Uitspraak
verzoeker,
Gerechtshof Arnhem-Leeuwarden
In deze zaak heeft het Gerechtshof Arnhem-Leeuwarden op 6 oktober 2017 uitspraak gedaan over een wrakingsverzoek van een verzoeker tegen de raadsheren mrs. Sekeris, Beswerda en De Witt. Het wrakingsverzoek werd ingediend naar aanleiding van een behandeling op 1 augustus 2017, waarbij de verzoeker het hof had verzocht om onderzoek te doen naar de valsheid van een verklaring die hem in een andere strafzaak had veroordeeld tot schadevergoeding. De verzoeker was van mening dat de raadsheren niet onpartijdig waren en dat hun beslissing om geen onderzoek te gelasten, een aanwijzing was voor vooringenomenheid.
De wrakingskamer heeft het verzoek beoordeeld en vastgesteld dat de verzoeker geen concrete feiten of omstandigheden had aangedragen die de vrees voor partijdigheid van de raadsheren objectief konden rechtvaardigen. Het enkele feit dat de raadsheren het verzoek van de verzoeker niet hadden gehonoreerd, was niet voldoende om te concluderen dat er sprake was van vooringenomenheid. De wrakingskamer oordeelde dat de verzoeker niet had aangetoond dat de raadsheren een vooringenomenheid koesterden of dat de schijn daarvan was gewekt. Daarom werd het wrakingsverzoek ongegrond verklaard en afgewezen.

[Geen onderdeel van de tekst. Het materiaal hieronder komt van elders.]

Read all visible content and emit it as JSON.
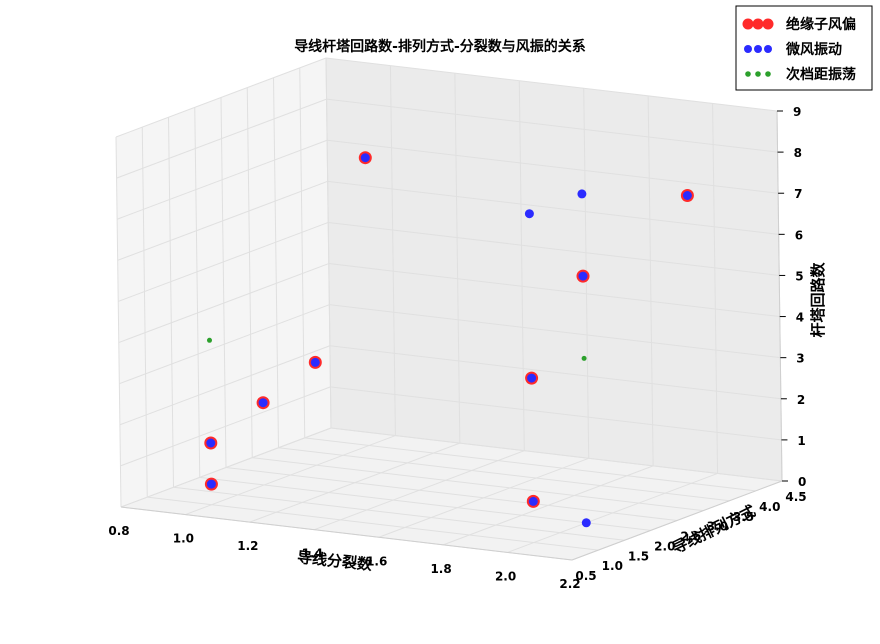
{
  "chart_data": {
    "type": "scatter3d",
    "title": "导线杆塔回路数-排列方式-分裂数与风振的关系",
    "xlabel": "导线分裂数",
    "ylabel": "导线排列方式",
    "zlabel": "杆塔回路数",
    "xlim": [
      0.8,
      2.2
    ],
    "ylim": [
      0.5,
      4.5
    ],
    "zlim": [
      0,
      9
    ],
    "xticks": [
      "0.8",
      "1.0",
      "1.2",
      "1.4",
      "1.6",
      "1.8",
      "2.0",
      "2.2"
    ],
    "yticks": [
      "0.5",
      "1.0",
      "1.5",
      "2.0",
      "2.5",
      "3.0",
      "3.5",
      "4.0",
      "4.5"
    ],
    "zticks": [
      "0",
      "1",
      "2",
      "3",
      "4",
      "5",
      "6",
      "7",
      "8",
      "9"
    ],
    "legend_position": "top-right",
    "series": [
      {
        "name": "绝缘子风偏",
        "color": "#ff2a2a",
        "marker_size": 6.5,
        "points": [
          {
            "x": 1,
            "y": 1,
            "z": 0.5
          },
          {
            "x": 1,
            "y": 1,
            "z": 1.5
          },
          {
            "x": 1,
            "y": 2,
            "z": 2
          },
          {
            "x": 1,
            "y": 3,
            "z": 2.5
          },
          {
            "x": 1,
            "y": 4,
            "z": 7
          },
          {
            "x": 2,
            "y": 1,
            "z": 1
          },
          {
            "x": 2,
            "y": 1,
            "z": 4
          },
          {
            "x": 2,
            "y": 2,
            "z": 6
          },
          {
            "x": 2,
            "y": 4,
            "z": 7
          }
        ]
      },
      {
        "name": "微风振动",
        "color": "#2b2bff",
        "marker_size": 4.5,
        "points": [
          {
            "x": 1,
            "y": 1,
            "z": 0.5
          },
          {
            "x": 1,
            "y": 1,
            "z": 1.5
          },
          {
            "x": 1,
            "y": 2,
            "z": 2
          },
          {
            "x": 1,
            "y": 3,
            "z": 2.5
          },
          {
            "x": 1,
            "y": 4,
            "z": 7
          },
          {
            "x": 2,
            "y": 1,
            "z": 1
          },
          {
            "x": 2,
            "y": 1,
            "z": 4
          },
          {
            "x": 2,
            "y": 2,
            "z": 6
          },
          {
            "x": 2,
            "y": 4,
            "z": 7
          },
          {
            "x": 2,
            "y": 1,
            "z": 8
          },
          {
            "x": 2,
            "y": 2,
            "z": 8
          },
          {
            "x": 2,
            "y": 2,
            "z": 0
          }
        ]
      },
      {
        "name": "次档距振荡",
        "color": "#2ca02c",
        "marker_size": 2.5,
        "points": [
          {
            "x": 1,
            "y": 1,
            "z": 4
          },
          {
            "x": 2,
            "y": 2,
            "z": 4
          }
        ]
      }
    ]
  }
}
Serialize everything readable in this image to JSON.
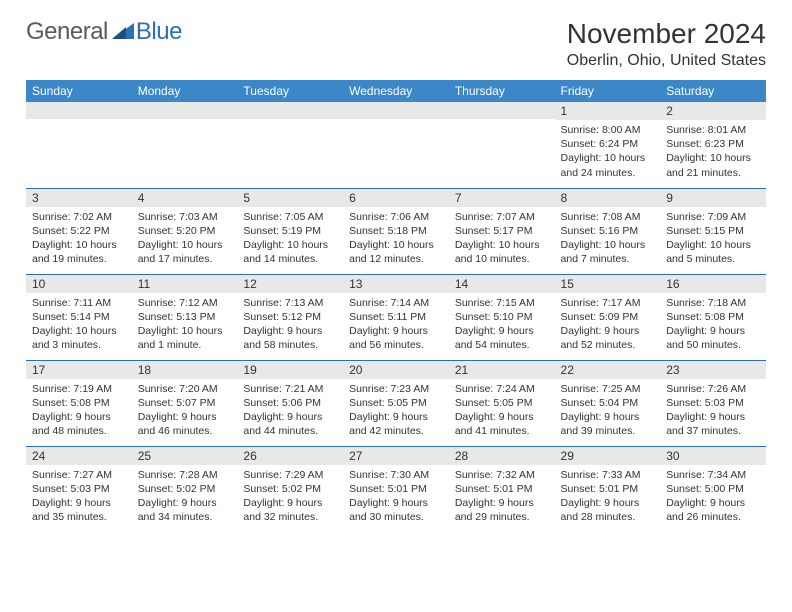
{
  "brand": {
    "name1": "General",
    "name2": "Blue"
  },
  "title": "November 2024",
  "location": "Oberlin, Ohio, United States",
  "colors": {
    "header_bg": "#3b87c8",
    "rule": "#2d6fb5",
    "daynum_bg": "#e8e8e8",
    "text": "#333333",
    "logo_gray": "#5a5a5a",
    "logo_blue": "#2d6fb5"
  },
  "typography": {
    "title_fontsize": 28,
    "location_fontsize": 16,
    "th_fontsize": 12,
    "cell_fontsize": 10.5
  },
  "weekdays": [
    "Sunday",
    "Monday",
    "Tuesday",
    "Wednesday",
    "Thursday",
    "Friday",
    "Saturday"
  ],
  "weeks": [
    [
      {
        "n": "",
        "sunrise": "",
        "sunset": "",
        "day_l1": "",
        "day_l2": ""
      },
      {
        "n": "",
        "sunrise": "",
        "sunset": "",
        "day_l1": "",
        "day_l2": ""
      },
      {
        "n": "",
        "sunrise": "",
        "sunset": "",
        "day_l1": "",
        "day_l2": ""
      },
      {
        "n": "",
        "sunrise": "",
        "sunset": "",
        "day_l1": "",
        "day_l2": ""
      },
      {
        "n": "",
        "sunrise": "",
        "sunset": "",
        "day_l1": "",
        "day_l2": ""
      },
      {
        "n": "1",
        "sunrise": "Sunrise: 8:00 AM",
        "sunset": "Sunset: 6:24 PM",
        "day_l1": "Daylight: 10 hours",
        "day_l2": "and 24 minutes."
      },
      {
        "n": "2",
        "sunrise": "Sunrise: 8:01 AM",
        "sunset": "Sunset: 6:23 PM",
        "day_l1": "Daylight: 10 hours",
        "day_l2": "and 21 minutes."
      }
    ],
    [
      {
        "n": "3",
        "sunrise": "Sunrise: 7:02 AM",
        "sunset": "Sunset: 5:22 PM",
        "day_l1": "Daylight: 10 hours",
        "day_l2": "and 19 minutes."
      },
      {
        "n": "4",
        "sunrise": "Sunrise: 7:03 AM",
        "sunset": "Sunset: 5:20 PM",
        "day_l1": "Daylight: 10 hours",
        "day_l2": "and 17 minutes."
      },
      {
        "n": "5",
        "sunrise": "Sunrise: 7:05 AM",
        "sunset": "Sunset: 5:19 PM",
        "day_l1": "Daylight: 10 hours",
        "day_l2": "and 14 minutes."
      },
      {
        "n": "6",
        "sunrise": "Sunrise: 7:06 AM",
        "sunset": "Sunset: 5:18 PM",
        "day_l1": "Daylight: 10 hours",
        "day_l2": "and 12 minutes."
      },
      {
        "n": "7",
        "sunrise": "Sunrise: 7:07 AM",
        "sunset": "Sunset: 5:17 PM",
        "day_l1": "Daylight: 10 hours",
        "day_l2": "and 10 minutes."
      },
      {
        "n": "8",
        "sunrise": "Sunrise: 7:08 AM",
        "sunset": "Sunset: 5:16 PM",
        "day_l1": "Daylight: 10 hours",
        "day_l2": "and 7 minutes."
      },
      {
        "n": "9",
        "sunrise": "Sunrise: 7:09 AM",
        "sunset": "Sunset: 5:15 PM",
        "day_l1": "Daylight: 10 hours",
        "day_l2": "and 5 minutes."
      }
    ],
    [
      {
        "n": "10",
        "sunrise": "Sunrise: 7:11 AM",
        "sunset": "Sunset: 5:14 PM",
        "day_l1": "Daylight: 10 hours",
        "day_l2": "and 3 minutes."
      },
      {
        "n": "11",
        "sunrise": "Sunrise: 7:12 AM",
        "sunset": "Sunset: 5:13 PM",
        "day_l1": "Daylight: 10 hours",
        "day_l2": "and 1 minute."
      },
      {
        "n": "12",
        "sunrise": "Sunrise: 7:13 AM",
        "sunset": "Sunset: 5:12 PM",
        "day_l1": "Daylight: 9 hours",
        "day_l2": "and 58 minutes."
      },
      {
        "n": "13",
        "sunrise": "Sunrise: 7:14 AM",
        "sunset": "Sunset: 5:11 PM",
        "day_l1": "Daylight: 9 hours",
        "day_l2": "and 56 minutes."
      },
      {
        "n": "14",
        "sunrise": "Sunrise: 7:15 AM",
        "sunset": "Sunset: 5:10 PM",
        "day_l1": "Daylight: 9 hours",
        "day_l2": "and 54 minutes."
      },
      {
        "n": "15",
        "sunrise": "Sunrise: 7:17 AM",
        "sunset": "Sunset: 5:09 PM",
        "day_l1": "Daylight: 9 hours",
        "day_l2": "and 52 minutes."
      },
      {
        "n": "16",
        "sunrise": "Sunrise: 7:18 AM",
        "sunset": "Sunset: 5:08 PM",
        "day_l1": "Daylight: 9 hours",
        "day_l2": "and 50 minutes."
      }
    ],
    [
      {
        "n": "17",
        "sunrise": "Sunrise: 7:19 AM",
        "sunset": "Sunset: 5:08 PM",
        "day_l1": "Daylight: 9 hours",
        "day_l2": "and 48 minutes."
      },
      {
        "n": "18",
        "sunrise": "Sunrise: 7:20 AM",
        "sunset": "Sunset: 5:07 PM",
        "day_l1": "Daylight: 9 hours",
        "day_l2": "and 46 minutes."
      },
      {
        "n": "19",
        "sunrise": "Sunrise: 7:21 AM",
        "sunset": "Sunset: 5:06 PM",
        "day_l1": "Daylight: 9 hours",
        "day_l2": "and 44 minutes."
      },
      {
        "n": "20",
        "sunrise": "Sunrise: 7:23 AM",
        "sunset": "Sunset: 5:05 PM",
        "day_l1": "Daylight: 9 hours",
        "day_l2": "and 42 minutes."
      },
      {
        "n": "21",
        "sunrise": "Sunrise: 7:24 AM",
        "sunset": "Sunset: 5:05 PM",
        "day_l1": "Daylight: 9 hours",
        "day_l2": "and 41 minutes."
      },
      {
        "n": "22",
        "sunrise": "Sunrise: 7:25 AM",
        "sunset": "Sunset: 5:04 PM",
        "day_l1": "Daylight: 9 hours",
        "day_l2": "and 39 minutes."
      },
      {
        "n": "23",
        "sunrise": "Sunrise: 7:26 AM",
        "sunset": "Sunset: 5:03 PM",
        "day_l1": "Daylight: 9 hours",
        "day_l2": "and 37 minutes."
      }
    ],
    [
      {
        "n": "24",
        "sunrise": "Sunrise: 7:27 AM",
        "sunset": "Sunset: 5:03 PM",
        "day_l1": "Daylight: 9 hours",
        "day_l2": "and 35 minutes."
      },
      {
        "n": "25",
        "sunrise": "Sunrise: 7:28 AM",
        "sunset": "Sunset: 5:02 PM",
        "day_l1": "Daylight: 9 hours",
        "day_l2": "and 34 minutes."
      },
      {
        "n": "26",
        "sunrise": "Sunrise: 7:29 AM",
        "sunset": "Sunset: 5:02 PM",
        "day_l1": "Daylight: 9 hours",
        "day_l2": "and 32 minutes."
      },
      {
        "n": "27",
        "sunrise": "Sunrise: 7:30 AM",
        "sunset": "Sunset: 5:01 PM",
        "day_l1": "Daylight: 9 hours",
        "day_l2": "and 30 minutes."
      },
      {
        "n": "28",
        "sunrise": "Sunrise: 7:32 AM",
        "sunset": "Sunset: 5:01 PM",
        "day_l1": "Daylight: 9 hours",
        "day_l2": "and 29 minutes."
      },
      {
        "n": "29",
        "sunrise": "Sunrise: 7:33 AM",
        "sunset": "Sunset: 5:01 PM",
        "day_l1": "Daylight: 9 hours",
        "day_l2": "and 28 minutes."
      },
      {
        "n": "30",
        "sunrise": "Sunrise: 7:34 AM",
        "sunset": "Sunset: 5:00 PM",
        "day_l1": "Daylight: 9 hours",
        "day_l2": "and 26 minutes."
      }
    ]
  ]
}
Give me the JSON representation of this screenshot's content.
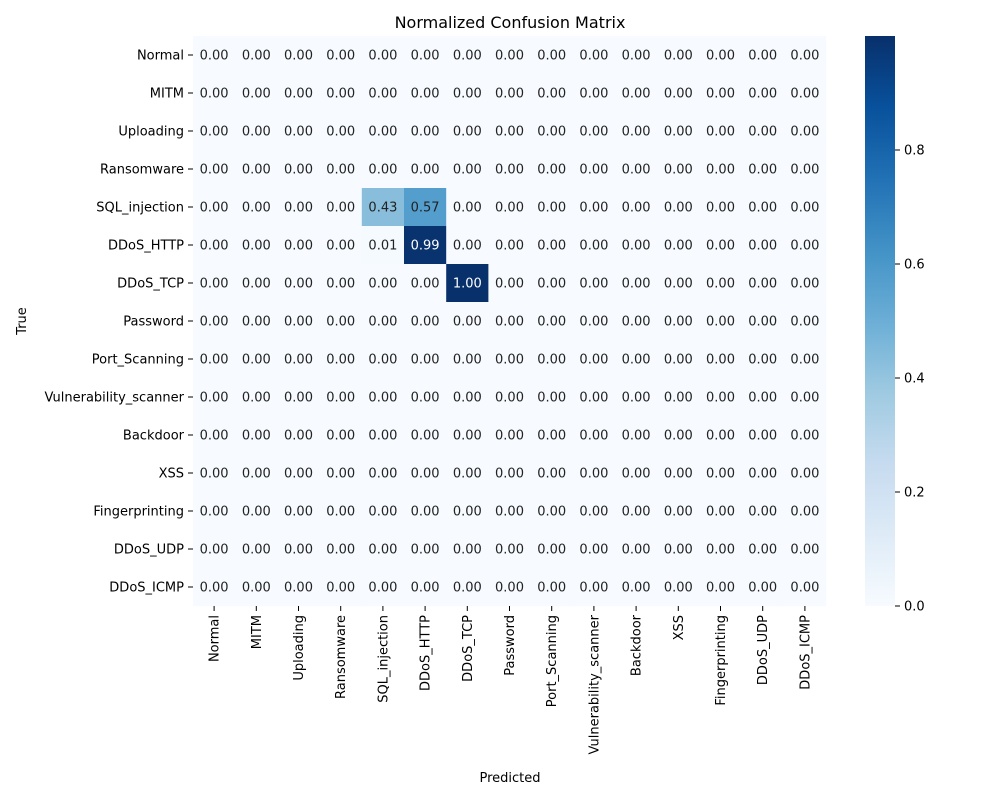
{
  "chart_data": {
    "type": "heatmap",
    "title": "Normalized Confusion Matrix",
    "xlabel": "Predicted",
    "ylabel": "True",
    "row_labels": [
      "Normal",
      "MITM",
      "Uploading",
      "Ransomware",
      "SQL_injection",
      "DDoS_HTTP",
      "DDoS_TCP",
      "Password",
      "Port_Scanning",
      "Vulnerability_scanner",
      "Backdoor",
      "XSS",
      "Fingerprinting",
      "DDoS_UDP",
      "DDoS_ICMP"
    ],
    "col_labels": [
      "Normal",
      "MITM",
      "Uploading",
      "Ransomware",
      "SQL_injection",
      "DDoS_HTTP",
      "DDoS_TCP",
      "Password",
      "Port_Scanning",
      "Vulnerability_scanner",
      "Backdoor",
      "XSS",
      "Fingerprinting",
      "DDoS_UDP",
      "DDoS_ICMP"
    ],
    "values": [
      [
        0,
        0,
        0,
        0,
        0,
        0,
        0,
        0,
        0,
        0,
        0,
        0,
        0,
        0,
        0
      ],
      [
        0,
        0,
        0,
        0,
        0,
        0,
        0,
        0,
        0,
        0,
        0,
        0,
        0,
        0,
        0
      ],
      [
        0,
        0,
        0,
        0,
        0,
        0,
        0,
        0,
        0,
        0,
        0,
        0,
        0,
        0,
        0
      ],
      [
        0,
        0,
        0,
        0,
        0,
        0,
        0,
        0,
        0,
        0,
        0,
        0,
        0,
        0,
        0
      ],
      [
        0,
        0,
        0,
        0,
        0.43,
        0.57,
        0,
        0,
        0,
        0,
        0,
        0,
        0,
        0,
        0
      ],
      [
        0,
        0,
        0,
        0,
        0.01,
        0.99,
        0,
        0,
        0,
        0,
        0,
        0,
        0,
        0,
        0
      ],
      [
        0,
        0,
        0,
        0,
        0,
        0,
        1.0,
        0,
        0,
        0,
        0,
        0,
        0,
        0,
        0
      ],
      [
        0,
        0,
        0,
        0,
        0,
        0,
        0,
        0,
        0,
        0,
        0,
        0,
        0,
        0,
        0
      ],
      [
        0,
        0,
        0,
        0,
        0,
        0,
        0,
        0,
        0,
        0,
        0,
        0,
        0,
        0,
        0
      ],
      [
        0,
        0,
        0,
        0,
        0,
        0,
        0,
        0,
        0,
        0,
        0,
        0,
        0,
        0,
        0
      ],
      [
        0,
        0,
        0,
        0,
        0,
        0,
        0,
        0,
        0,
        0,
        0,
        0,
        0,
        0,
        0
      ],
      [
        0,
        0,
        0,
        0,
        0,
        0,
        0,
        0,
        0,
        0,
        0,
        0,
        0,
        0,
        0
      ],
      [
        0,
        0,
        0,
        0,
        0,
        0,
        0,
        0,
        0,
        0,
        0,
        0,
        0,
        0,
        0
      ],
      [
        0,
        0,
        0,
        0,
        0,
        0,
        0,
        0,
        0,
        0,
        0,
        0,
        0,
        0,
        0
      ],
      [
        0,
        0,
        0,
        0,
        0,
        0,
        0,
        0,
        0,
        0,
        0,
        0,
        0,
        0,
        0
      ]
    ],
    "value_format": "2 decimals",
    "colormap": "Blues",
    "color_range": [
      0,
      1
    ],
    "colorbar_ticks": [
      "0.0",
      "0.2",
      "0.4",
      "0.6",
      "0.8"
    ],
    "colorbar_tick_values": [
      0,
      0.2,
      0.4,
      0.6,
      0.8
    ],
    "grid": false,
    "legend": "colorbar-right"
  }
}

De beslissing werd openbaar uitgesproken in aanwezigheid van de griffier, mr. J.E. van der Ploeg, en ondertekend door de voorzitter en de griffier. Deze uitspraak benadrukt het belang van objectieve rechtvaardiging bij claims van rechterlijke partijdigheid en de noodzaak voor verzoekers om substantiële bewijsvoering te leveren voor hun claims.